P(N = 3, X_3 = 1) = P(Z_N = 3/sqrt{3}) = 1/8
P(N = 3, X_3 = -1) = P(Z_N = 1/sqrt{3}) = 1/8
P(N = 2, S_2 = 0) = P(Z_N = 0) = 1/2
P(N = 2, S_2 = -2) = P(Z_N = -2/sqrt{2}) = 1/4

Hence,

E[(Z_N)^2] = 3(1/8) + (1/3)(1/8) + 2(1/4) = 11/12.

Therefore, Var(Z_N) <= E[(Z_N)^2] < 1.

A Stronger Conjecture. Is it always the case that E[(Z_N)^2] <= 1?

An Observation. If N is independent of the sequence X_1, X_2, ..., then E[(Z_N)^2] = 1.

A Connection to Poker. Imagine that X_j is the result of the j-th hand of poker by a break-even player; S_n is the result of his session, which is n hands long. If this player tries to estimate his standard deviation using his session results (rather than his per-hand results), then Z_n will be a term that appears in that estimate.

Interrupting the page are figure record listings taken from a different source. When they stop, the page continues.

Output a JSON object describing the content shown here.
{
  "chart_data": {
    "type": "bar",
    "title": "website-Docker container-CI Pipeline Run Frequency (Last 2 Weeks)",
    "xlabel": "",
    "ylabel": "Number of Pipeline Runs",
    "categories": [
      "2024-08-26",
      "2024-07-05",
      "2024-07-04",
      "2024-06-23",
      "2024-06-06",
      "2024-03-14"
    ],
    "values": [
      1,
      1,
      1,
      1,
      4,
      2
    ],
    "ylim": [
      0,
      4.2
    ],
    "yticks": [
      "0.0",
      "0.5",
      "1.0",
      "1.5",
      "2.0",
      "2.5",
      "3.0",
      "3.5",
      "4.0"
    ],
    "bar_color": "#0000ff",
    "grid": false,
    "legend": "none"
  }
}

In order for his estimate to be unbiased, it is important that E[(Z_n)^2] be equal to his true per-hand variance, which is 1. This will be true if n is not random, or if n is random but independent of his results X_j. But if his session lengths depend on the results of his play, then this will not be true and his estimate will be biased. The conjecture is that it is always biased in one direction. That is, he will always compute a standard deviation which is lower than his true standard deviation.

Both myself and another poster have observed this phenomenon in practice. The SD computed by PT (which is computed using session results) is consistently lower than the SD one gets when one estimates directly from the per-hand data (using Excel or MATLAB, for example).